In March 2013, Sew Hoy was selected as one of ten Global Ambassadors to hike Mt. Kilimanjaro on charity fundraiser, and her story was featured in a book about women who have climbed the mountain. In 2012, Sew Hoy was featured as the Top 10 Women in Digital Award 2012 by L'Oreal.

== Women's voice ==
In reports from TechCrunch and other publicly accessible websites, Cheryl reported her unpleasant encounter with a leader of 500 Startups, David McClure, which allegedly caused emotional distress.

=== Sexual harassment in Silicon Valley ===
In 2017, Sew Hoy came forward and published her account of the sexual harassment she claimed to have experienced in 2014. Her claims were against McClure, who had recently resigned from 500 Startups after allegation by another woman. In the account, posted online after founder Sarah Kunst and Susan Yin's accusations, Sew Hoy alleges that McClure repeatedly harassed her while in Malaysia.

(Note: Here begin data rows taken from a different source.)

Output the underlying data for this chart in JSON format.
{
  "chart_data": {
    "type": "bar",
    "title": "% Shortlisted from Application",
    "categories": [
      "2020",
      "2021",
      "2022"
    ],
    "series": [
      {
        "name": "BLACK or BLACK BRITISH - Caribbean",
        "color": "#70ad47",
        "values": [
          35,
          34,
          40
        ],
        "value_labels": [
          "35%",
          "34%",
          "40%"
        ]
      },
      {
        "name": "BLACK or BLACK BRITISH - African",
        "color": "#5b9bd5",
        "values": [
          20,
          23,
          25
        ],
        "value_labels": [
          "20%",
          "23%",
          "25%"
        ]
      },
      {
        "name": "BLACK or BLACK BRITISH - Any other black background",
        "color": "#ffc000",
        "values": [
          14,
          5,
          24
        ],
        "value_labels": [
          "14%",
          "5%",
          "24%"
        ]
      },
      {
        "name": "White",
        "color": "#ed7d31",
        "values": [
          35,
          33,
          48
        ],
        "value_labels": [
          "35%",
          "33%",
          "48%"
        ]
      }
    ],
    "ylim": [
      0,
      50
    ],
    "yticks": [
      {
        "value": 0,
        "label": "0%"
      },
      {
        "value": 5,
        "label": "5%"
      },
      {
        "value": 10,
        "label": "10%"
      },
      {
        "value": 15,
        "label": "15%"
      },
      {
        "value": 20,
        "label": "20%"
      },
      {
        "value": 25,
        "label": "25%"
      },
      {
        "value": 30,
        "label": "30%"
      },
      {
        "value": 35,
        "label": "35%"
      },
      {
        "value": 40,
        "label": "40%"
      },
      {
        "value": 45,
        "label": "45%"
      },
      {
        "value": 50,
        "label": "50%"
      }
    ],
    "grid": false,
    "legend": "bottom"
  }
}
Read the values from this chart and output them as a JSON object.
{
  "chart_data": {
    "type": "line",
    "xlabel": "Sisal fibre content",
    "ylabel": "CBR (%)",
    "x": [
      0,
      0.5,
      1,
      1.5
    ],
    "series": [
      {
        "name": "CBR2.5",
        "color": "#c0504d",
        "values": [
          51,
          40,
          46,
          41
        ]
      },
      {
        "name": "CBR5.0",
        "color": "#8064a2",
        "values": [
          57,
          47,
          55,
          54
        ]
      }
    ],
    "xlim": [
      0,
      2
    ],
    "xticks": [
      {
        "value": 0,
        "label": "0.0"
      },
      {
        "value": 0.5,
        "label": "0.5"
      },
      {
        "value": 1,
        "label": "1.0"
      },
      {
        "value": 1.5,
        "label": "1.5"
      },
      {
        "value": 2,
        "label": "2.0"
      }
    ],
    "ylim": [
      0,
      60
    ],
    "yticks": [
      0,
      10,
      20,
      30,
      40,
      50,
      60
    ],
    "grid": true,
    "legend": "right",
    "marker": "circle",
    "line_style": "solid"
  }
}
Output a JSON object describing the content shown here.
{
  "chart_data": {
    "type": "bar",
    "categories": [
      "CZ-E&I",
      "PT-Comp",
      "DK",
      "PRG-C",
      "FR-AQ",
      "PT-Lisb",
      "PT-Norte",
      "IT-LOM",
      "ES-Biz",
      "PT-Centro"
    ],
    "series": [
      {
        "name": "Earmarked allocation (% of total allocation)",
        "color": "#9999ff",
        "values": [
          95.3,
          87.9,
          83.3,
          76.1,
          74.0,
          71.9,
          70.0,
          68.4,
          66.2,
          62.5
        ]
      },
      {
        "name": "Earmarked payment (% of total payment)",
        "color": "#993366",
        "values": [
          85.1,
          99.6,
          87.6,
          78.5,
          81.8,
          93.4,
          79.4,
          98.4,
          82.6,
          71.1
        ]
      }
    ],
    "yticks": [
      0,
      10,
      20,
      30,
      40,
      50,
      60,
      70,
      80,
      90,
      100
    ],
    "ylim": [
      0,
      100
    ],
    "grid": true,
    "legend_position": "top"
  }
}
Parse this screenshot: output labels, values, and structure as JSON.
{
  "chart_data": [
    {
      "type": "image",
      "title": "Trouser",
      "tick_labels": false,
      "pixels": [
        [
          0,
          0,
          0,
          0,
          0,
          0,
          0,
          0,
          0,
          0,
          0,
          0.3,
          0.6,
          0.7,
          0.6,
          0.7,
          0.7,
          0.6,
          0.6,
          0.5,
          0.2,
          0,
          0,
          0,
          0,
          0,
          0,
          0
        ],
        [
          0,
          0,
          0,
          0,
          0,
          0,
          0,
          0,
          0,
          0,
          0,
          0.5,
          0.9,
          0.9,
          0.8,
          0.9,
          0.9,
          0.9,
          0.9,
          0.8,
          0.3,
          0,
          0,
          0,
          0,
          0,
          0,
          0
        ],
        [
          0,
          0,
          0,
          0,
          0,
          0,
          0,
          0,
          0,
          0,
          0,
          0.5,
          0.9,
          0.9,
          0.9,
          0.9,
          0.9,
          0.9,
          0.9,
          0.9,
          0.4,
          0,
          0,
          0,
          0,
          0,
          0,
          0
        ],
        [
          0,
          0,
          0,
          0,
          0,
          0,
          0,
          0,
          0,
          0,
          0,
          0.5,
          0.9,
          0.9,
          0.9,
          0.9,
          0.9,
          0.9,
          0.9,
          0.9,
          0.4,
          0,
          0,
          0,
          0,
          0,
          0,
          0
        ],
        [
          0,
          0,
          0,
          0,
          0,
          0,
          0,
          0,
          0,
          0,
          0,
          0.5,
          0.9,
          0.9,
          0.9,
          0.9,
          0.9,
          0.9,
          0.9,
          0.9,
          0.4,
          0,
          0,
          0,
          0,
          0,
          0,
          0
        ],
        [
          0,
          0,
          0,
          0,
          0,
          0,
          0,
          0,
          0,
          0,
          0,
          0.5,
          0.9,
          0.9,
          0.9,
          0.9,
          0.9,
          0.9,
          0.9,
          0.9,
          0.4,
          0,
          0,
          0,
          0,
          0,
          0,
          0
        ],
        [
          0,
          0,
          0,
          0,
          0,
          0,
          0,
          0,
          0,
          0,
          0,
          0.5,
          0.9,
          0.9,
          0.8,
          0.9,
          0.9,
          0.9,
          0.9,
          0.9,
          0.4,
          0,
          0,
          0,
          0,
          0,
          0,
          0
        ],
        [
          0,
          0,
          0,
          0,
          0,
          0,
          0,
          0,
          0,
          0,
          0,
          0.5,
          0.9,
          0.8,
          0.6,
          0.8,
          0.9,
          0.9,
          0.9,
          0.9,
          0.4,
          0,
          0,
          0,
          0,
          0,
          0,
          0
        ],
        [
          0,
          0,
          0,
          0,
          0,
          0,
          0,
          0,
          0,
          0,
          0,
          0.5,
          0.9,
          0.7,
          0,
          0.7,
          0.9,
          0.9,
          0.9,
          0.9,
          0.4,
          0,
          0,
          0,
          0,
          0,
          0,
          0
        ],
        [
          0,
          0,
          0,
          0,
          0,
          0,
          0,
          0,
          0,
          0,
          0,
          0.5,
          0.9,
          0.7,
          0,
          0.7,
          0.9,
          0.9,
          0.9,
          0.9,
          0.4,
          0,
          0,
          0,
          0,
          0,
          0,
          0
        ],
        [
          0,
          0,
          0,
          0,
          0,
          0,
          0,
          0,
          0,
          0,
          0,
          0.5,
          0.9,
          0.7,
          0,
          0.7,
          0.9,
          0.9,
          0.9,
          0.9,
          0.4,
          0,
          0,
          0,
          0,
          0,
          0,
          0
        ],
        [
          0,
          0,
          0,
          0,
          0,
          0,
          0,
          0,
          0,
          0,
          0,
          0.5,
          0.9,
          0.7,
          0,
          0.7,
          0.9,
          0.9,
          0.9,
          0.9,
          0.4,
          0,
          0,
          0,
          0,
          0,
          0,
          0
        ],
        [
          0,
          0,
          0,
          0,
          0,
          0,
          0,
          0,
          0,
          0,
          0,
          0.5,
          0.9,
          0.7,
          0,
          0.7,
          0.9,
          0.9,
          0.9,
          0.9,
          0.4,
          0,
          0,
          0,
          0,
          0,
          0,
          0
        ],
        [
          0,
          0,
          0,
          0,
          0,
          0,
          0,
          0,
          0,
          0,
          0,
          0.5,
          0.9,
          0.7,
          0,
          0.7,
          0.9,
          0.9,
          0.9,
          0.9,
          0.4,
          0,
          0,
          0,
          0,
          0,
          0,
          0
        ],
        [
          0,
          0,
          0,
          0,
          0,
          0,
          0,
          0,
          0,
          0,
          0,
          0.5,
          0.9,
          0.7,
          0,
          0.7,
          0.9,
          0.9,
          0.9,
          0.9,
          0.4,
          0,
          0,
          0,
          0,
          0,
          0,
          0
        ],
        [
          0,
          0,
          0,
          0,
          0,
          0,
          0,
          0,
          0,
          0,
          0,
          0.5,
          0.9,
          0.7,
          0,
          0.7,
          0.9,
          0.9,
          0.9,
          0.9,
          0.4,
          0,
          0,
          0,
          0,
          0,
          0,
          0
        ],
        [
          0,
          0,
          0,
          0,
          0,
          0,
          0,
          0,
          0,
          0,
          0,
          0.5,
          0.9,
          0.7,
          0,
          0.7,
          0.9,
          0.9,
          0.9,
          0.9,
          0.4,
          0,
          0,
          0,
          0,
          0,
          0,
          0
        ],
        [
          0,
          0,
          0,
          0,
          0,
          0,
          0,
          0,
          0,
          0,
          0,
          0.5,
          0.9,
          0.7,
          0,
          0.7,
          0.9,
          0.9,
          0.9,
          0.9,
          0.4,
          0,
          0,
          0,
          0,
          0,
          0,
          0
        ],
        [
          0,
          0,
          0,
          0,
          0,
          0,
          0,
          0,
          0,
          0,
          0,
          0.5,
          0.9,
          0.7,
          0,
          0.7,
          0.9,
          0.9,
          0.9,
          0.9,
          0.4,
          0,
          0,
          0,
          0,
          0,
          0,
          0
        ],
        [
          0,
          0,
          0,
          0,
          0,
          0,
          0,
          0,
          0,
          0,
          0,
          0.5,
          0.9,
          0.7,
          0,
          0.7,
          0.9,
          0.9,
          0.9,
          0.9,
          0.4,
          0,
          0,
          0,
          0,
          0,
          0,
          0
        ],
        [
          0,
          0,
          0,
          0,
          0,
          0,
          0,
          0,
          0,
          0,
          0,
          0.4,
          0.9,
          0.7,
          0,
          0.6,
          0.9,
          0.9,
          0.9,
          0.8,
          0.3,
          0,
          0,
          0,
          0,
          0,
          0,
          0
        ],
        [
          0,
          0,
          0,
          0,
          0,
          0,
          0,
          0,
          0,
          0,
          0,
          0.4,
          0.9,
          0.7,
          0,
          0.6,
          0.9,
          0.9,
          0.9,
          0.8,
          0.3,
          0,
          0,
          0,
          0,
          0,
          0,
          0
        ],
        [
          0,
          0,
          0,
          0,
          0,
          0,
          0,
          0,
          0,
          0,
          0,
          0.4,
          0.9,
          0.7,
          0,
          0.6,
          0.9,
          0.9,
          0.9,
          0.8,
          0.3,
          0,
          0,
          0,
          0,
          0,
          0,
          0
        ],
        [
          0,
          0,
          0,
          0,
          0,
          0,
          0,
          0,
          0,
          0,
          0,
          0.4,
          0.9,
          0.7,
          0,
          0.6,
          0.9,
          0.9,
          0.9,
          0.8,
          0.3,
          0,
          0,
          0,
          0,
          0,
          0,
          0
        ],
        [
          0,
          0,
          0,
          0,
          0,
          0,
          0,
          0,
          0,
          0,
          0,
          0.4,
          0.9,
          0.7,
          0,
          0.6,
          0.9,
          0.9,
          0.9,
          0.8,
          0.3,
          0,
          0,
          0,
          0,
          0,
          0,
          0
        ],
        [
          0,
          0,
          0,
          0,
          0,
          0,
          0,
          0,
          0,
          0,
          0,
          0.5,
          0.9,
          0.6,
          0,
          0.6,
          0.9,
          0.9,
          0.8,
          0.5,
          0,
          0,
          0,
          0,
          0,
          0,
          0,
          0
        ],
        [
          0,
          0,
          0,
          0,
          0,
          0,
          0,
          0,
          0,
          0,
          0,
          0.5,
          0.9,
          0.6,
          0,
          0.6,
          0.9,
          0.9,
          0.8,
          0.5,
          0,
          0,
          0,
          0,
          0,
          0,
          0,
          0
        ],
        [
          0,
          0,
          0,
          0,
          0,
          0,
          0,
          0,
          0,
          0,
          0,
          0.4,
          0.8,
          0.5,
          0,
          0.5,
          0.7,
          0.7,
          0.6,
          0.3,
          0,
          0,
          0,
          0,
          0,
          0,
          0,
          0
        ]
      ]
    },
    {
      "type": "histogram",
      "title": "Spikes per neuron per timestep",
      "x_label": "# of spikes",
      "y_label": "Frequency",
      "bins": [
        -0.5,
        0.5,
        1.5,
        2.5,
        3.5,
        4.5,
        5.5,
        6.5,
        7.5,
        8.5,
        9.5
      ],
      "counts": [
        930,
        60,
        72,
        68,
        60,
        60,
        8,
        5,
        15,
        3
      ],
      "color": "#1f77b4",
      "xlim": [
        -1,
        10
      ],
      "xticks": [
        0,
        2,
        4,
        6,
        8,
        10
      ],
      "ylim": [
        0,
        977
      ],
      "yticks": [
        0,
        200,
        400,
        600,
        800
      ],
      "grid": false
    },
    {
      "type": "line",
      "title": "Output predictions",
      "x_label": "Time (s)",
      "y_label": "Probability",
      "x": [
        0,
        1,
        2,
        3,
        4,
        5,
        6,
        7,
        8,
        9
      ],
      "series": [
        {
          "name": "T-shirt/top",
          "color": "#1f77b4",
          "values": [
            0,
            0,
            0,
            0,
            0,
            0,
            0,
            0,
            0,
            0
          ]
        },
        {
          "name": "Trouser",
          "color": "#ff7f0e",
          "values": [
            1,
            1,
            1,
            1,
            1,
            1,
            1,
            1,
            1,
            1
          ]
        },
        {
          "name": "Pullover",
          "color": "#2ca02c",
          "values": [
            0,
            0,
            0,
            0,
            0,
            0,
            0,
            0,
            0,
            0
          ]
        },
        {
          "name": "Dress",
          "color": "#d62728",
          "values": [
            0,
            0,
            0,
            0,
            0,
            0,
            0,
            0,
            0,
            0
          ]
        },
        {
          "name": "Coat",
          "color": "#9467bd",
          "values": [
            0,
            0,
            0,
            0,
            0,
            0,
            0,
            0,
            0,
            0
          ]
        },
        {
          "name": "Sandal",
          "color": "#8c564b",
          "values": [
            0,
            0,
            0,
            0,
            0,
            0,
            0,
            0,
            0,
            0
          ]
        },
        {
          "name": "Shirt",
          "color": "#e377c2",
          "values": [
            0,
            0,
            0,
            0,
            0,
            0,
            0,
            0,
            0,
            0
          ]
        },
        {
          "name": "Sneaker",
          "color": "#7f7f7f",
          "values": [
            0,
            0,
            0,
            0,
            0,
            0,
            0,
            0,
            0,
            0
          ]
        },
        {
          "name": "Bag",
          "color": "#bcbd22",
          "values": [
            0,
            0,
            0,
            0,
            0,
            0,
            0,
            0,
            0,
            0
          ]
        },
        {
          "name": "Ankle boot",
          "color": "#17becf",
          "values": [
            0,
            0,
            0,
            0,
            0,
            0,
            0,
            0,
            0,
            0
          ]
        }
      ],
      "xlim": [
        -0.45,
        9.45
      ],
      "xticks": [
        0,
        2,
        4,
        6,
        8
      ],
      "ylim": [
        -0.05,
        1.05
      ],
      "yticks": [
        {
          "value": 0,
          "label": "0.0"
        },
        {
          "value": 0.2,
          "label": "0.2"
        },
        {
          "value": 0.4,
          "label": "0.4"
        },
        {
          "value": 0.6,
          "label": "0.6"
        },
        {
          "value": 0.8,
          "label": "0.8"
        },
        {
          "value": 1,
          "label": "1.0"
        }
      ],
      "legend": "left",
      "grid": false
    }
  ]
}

In an interview to the BBC, she recounted the incident stating, "I felt like it wasn't a rare thing, it was considered normal in the start-up world, the tech world".

In a follow up interview, Sew Hoy announced that she would not be pressing charges against McClure as her main goal was to raise awareness about sexual harassment and abuse of power, specifically in the tech world.

=== #MovingForward ===
Following the release of her account, Cheryl Sew Hoy worked with co-founder Andy Coravos to establish the #MovingForward public directory. The #MovingForward directory includes dozens of tech oriented top tier venture capital firms that have posted their reporting contacts and have publicly committed to a protocol of improving anti-harassment, anti-discrimination, diversity and inclusion measures in the workplace. Launched to coincide with international Women's Day in May 2018 the movement is specifically aimed at giving young entrepreneurs who are often reluctant to speak out against investors, a forum where they may speak openly about harassment.